Google’s DeepMind has unveiled Genie 3, the latest evolution of its “world model” technology that can produce richly interactive virtual environments straight from simple text prompts. According to the company, the model generates explorable 3D worlds in real time at 24 frames per second and 720p resolution, maintaining spatial and logical coherence for several minutes rather than just fleeting clips.
Unlike prior generative systems that output static images or short video sequences, Genie 3 builds environments that users—or AI agents—can roam through and interact with, making it a significant step toward embodied AI that understands and simulates physical rules like motion and object permanence.
DeepMind positions these capabilities as foundational for training AI systems in digital worlds that mimic real-world dynamics, which could accelerate research in robotics, autonomous agents, and other areas where simulated experience helps teach decision-making. It also represents progress toward long-term goals such as artificial general intelligence (AGI), where AI systems can reason about and navigate complex scenarios beyond narrow tasks.

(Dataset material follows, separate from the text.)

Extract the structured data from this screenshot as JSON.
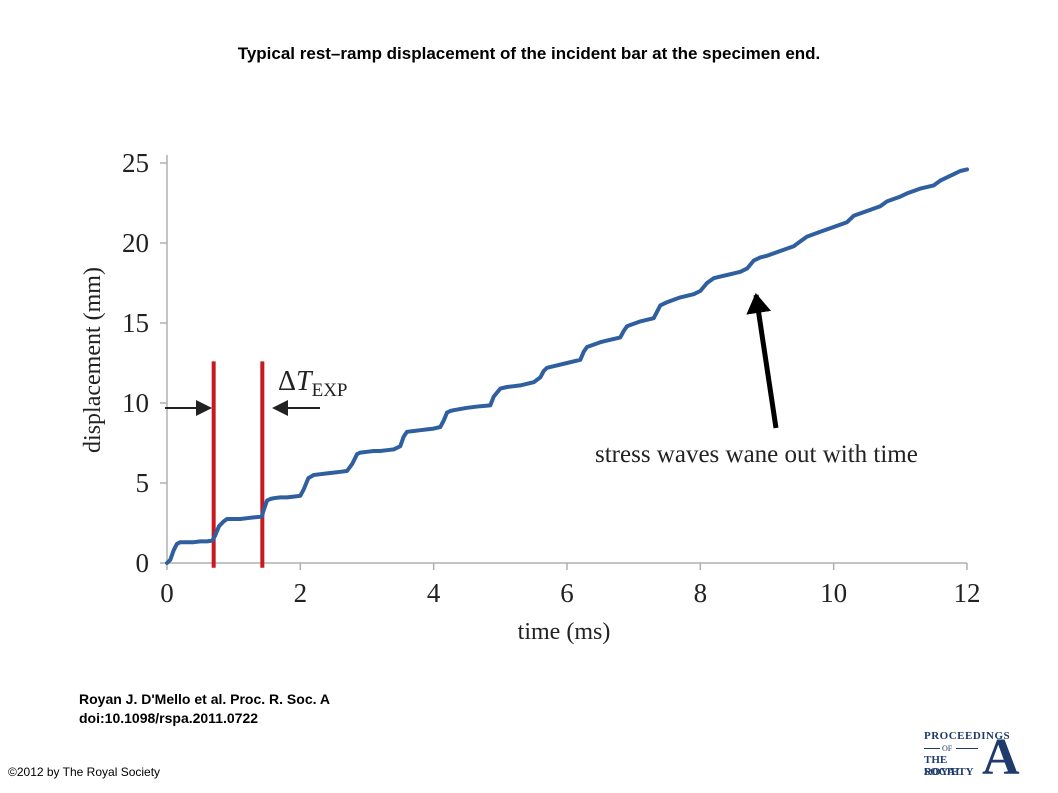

The model builds on earlier versions in the Genie family by extending how long worlds persist, improving visual fidelity, and enabling genuine on-the-fly interactivity without predesigned assets or manual coding. Developers have used Genie 3 to create indoor, outdoor, and game-like settings purely from written descriptions, illustrating both creative and technical use cases for the system.
DeepMind’s announcement frames Genie 3 as a research milestone in world modeling, highlighting its potential for both immersive content creation and as a training ground for future AI agents.